Making sense of all of these data is a bigger job than I’ve had time for. My workflow works well for wild counting in all of the many short, and occasionally long, periods that I’m outside. It can easily be done while I’m doing something else. In contrast, the database wrangling and data analysis can’t be done while I’m doing other things. It’s a big job of its own, and one that I’d be happy for other researchers to help with if anyone’s keen.

Before the data analysis, there’s still a fair amount of data wrangling needed. I’ve just started thinking about how best to use AWS Transcribe to turn all of my audio notes into text. Once that’s done, there will be the (probably considerable) job of cleaning up that text. Also, my shorthand translator R scripts work on the latest versions of my Shorthand but still need tweaking to deal with some of my older formats I used when I was prototyping my shorthand. I’ll need to complete those scripts to bring those data to life.

Part of the challenge in sharing biodiversity data is ensuring that it matches all of the international data standards. The Darwin Core and Audubon Core are two of the biggest sets of standard field names and field values (vocabularies). There are other more general standards and vocabularies out there too. Aligning what I do with these will take some time, as the details of what I record on my surveys is beyond what can easily be captured with just the Darwin Core and Audubon Core.

Lastly, I need to figure out a way to securely and affordably make all of my data available online for other researchers to access. There are websites like FigShare that store static science data files, but I need to do this in a way that is simple to update each week. Plus, I have much more data than sites like FigShare will comfortably take, since I need to include many gigabytes of audio notes. iNaturalist is a great place for uploading my photo-based observation but it’s not designed to take large amounts of structured wild counts. Its focus is instead on making evidence-based casual observations of nature.

There’s a need for an open, online WildCounts system that connects to and extends iNaturalist and stores, processes, and makes sense of wild counts data. If nobody else does it, that will need to be the next step in the evolution of my wild counts workflow.
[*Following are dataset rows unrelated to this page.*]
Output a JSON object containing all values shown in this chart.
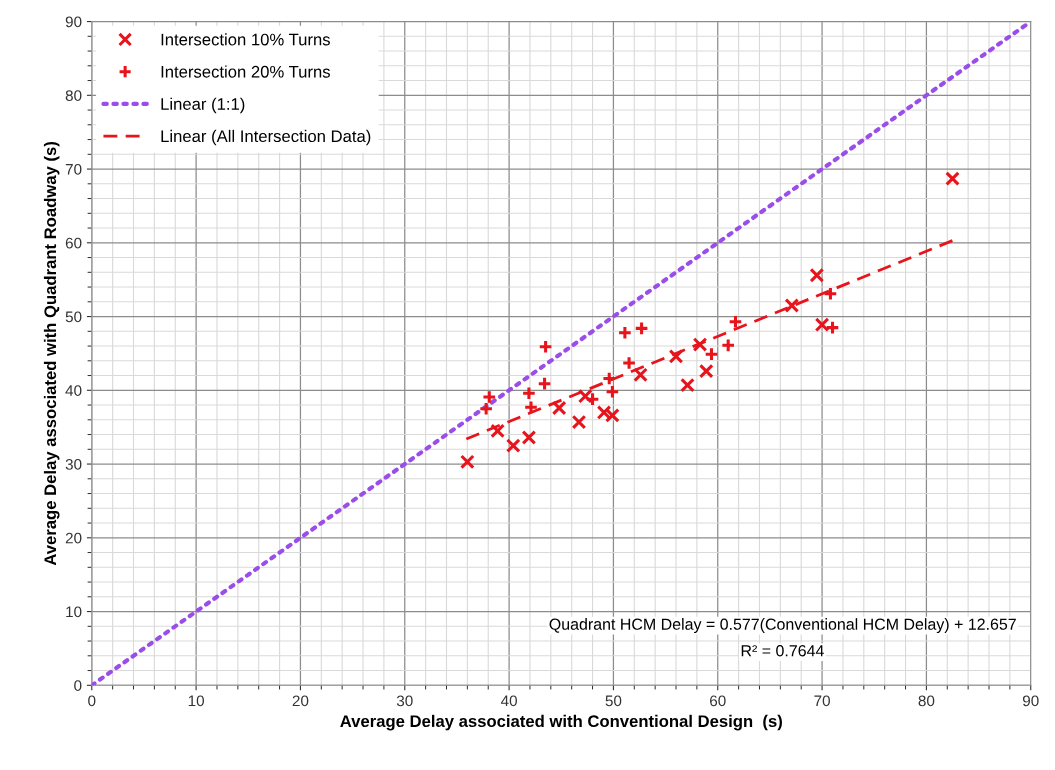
{
  "chart_data": {
    "type": "scatter",
    "xlabel": "Average Delay associated with Conventional Design  (s)",
    "ylabel": "Average Delay associated with Quadrant Roadway (s)",
    "xlim": [
      0,
      90
    ],
    "ylim": [
      0,
      90
    ],
    "xticks": [
      0,
      10,
      20,
      30,
      40,
      50,
      60,
      70,
      80,
      90
    ],
    "yticks": [
      0,
      10,
      20,
      30,
      40,
      50,
      60,
      70,
      80,
      90
    ],
    "grid": true,
    "legend": "top left",
    "series": [
      {
        "name": "Intersection 10% Turns",
        "marker": "cross",
        "color": "#e8141c",
        "x": [
          36.0,
          38.9,
          40.4,
          41.9,
          44.8,
          46.7,
          47.3,
          49.1,
          49.9,
          52.6,
          56.0,
          57.1,
          58.3,
          58.9,
          67.1,
          69.5,
          70.0,
          82.5
        ],
        "values": [
          30.3,
          34.5,
          32.5,
          33.6,
          37.6,
          35.7,
          39.2,
          37.0,
          36.6,
          42.1,
          44.6,
          40.7,
          46.2,
          42.6,
          51.5,
          55.6,
          48.9,
          68.7
        ]
      },
      {
        "name": "Intersection 20% Turns",
        "marker": "plus",
        "color": "#e8141c",
        "x": [
          37.8,
          38.1,
          41.9,
          42.1,
          43.4,
          43.5,
          48.0,
          49.6,
          49.9,
          51.1,
          51.5,
          52.7,
          59.4,
          61.0,
          61.7,
          70.8,
          71.0
        ],
        "values": [
          37.5,
          39.1,
          39.6,
          37.7,
          40.9,
          45.9,
          38.8,
          41.6,
          39.8,
          47.8,
          43.7,
          48.4,
          44.9,
          46.1,
          49.3,
          53.1,
          48.5
        ]
      },
      {
        "name": "Linear (1:1)",
        "type": "line",
        "line_style": "dotted",
        "color": "#9a4de8",
        "x": [
          0,
          90
        ],
        "values": [
          0,
          90
        ]
      },
      {
        "name": "Linear (All Intersection Data)",
        "type": "line",
        "line_style": "dashed",
        "color": "#e8141c",
        "x": [
          35.9,
          82.5
        ],
        "values": [
          33.4,
          60.3
        ]
      }
    ],
    "annotations": [
      "Quadrant HCM Delay = 0.577(Conventional HCM Delay) + 12.657",
      "R² = 0.7644"
    ]
  }
}
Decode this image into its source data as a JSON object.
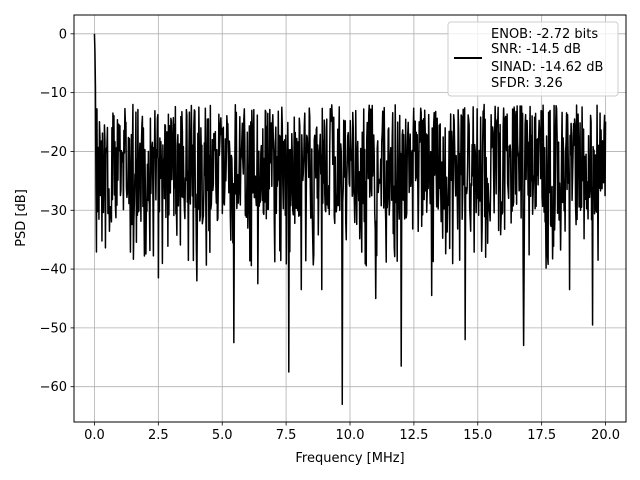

Sing out if that’s something you’re interested in too.

Count first, curate and analyse later

All those details at the end might sound like I’ve still got a lot to do before my workflow is complete. In some ways that’s true, but importantly none of that stops me from making more counts. A lot of my more technical unfinished steps in data curation, sharing, and analysis, will take the same amount of effort whether they’re applied to a hundred thousand counts or two million. If I’d waited until I had the time, funding, skills, and collaborators to finish building the technical data processing steps, I still wouldn’t have started counting yet. Instead, by counting first, whenever I’ve completed building the data curation and sharing tech, I’ll have a large and complete long-term dataset at my fingertips.

So, use what skills and tech you’ve got at hand to starting counting now, and work out the rest later. Let me know if you’d like a hand getting started, or if you’d like to give me a hand getting finished.